By about 1500, the suffix had been dropped in just about all cases.

The few exceptions were mostly verbs of colouring (to whiten, to blacken, to redden), and the verb (a)waken. And a few others as in the lists above.

The -en in these verbs stopped being an infinitive suffix and was absorbed into the stem. Thus I whiten, I have whitened, not "*I white", "*I have whited". The original form of the past participle does survive in the biblical phrase "a whited sepulchre", but it is an obvious archaism.

The exception is "waken". Here the Middle English forms were something like"to waken", "I wake", "I woke", "I have awaken" (actually "ywaken", I suppose, pronounced almost like "awoken".)

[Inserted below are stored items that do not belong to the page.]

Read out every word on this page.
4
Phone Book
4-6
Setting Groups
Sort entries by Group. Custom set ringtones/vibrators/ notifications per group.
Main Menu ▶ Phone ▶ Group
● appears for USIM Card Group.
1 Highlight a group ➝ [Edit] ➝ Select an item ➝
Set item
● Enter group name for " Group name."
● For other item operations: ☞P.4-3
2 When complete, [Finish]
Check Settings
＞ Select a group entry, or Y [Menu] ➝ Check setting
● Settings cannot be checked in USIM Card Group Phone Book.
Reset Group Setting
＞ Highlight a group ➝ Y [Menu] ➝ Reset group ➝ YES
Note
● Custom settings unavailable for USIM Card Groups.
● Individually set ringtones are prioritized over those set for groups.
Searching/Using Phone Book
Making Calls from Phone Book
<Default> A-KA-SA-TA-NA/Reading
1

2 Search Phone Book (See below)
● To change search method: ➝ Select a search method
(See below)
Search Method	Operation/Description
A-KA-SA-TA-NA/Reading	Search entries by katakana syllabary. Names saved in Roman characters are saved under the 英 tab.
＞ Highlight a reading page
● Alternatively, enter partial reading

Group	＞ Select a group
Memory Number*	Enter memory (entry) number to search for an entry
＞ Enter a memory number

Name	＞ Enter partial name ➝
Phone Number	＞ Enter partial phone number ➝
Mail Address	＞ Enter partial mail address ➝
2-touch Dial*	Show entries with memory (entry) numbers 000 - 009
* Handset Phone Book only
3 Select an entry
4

But in this verb all the permutations with a- and -en have survived:

To wake, waken, awake, awaken.
I wake, awake.
I woke, awoke, wakened, awakened.
I have woken, awoken, wakened, awakened.

PS. I will leave the entry as I wrote it originally, but I was wrong regarding the past participle and the etymology of awake. The prefix a- is "on" really, not the vanyshed y-/ge- of the pasts participle. And here are links for etymologies of awake, awaken (near the bottom of the page) and wake, waken (also near bottom). It's rather more complex than I wrote, but it seems the confusion between to (a)waken and to (a)wake happened in part exactly because the -en suffix had marked the infinitive, as I wrote, and dropped out during the 15th century.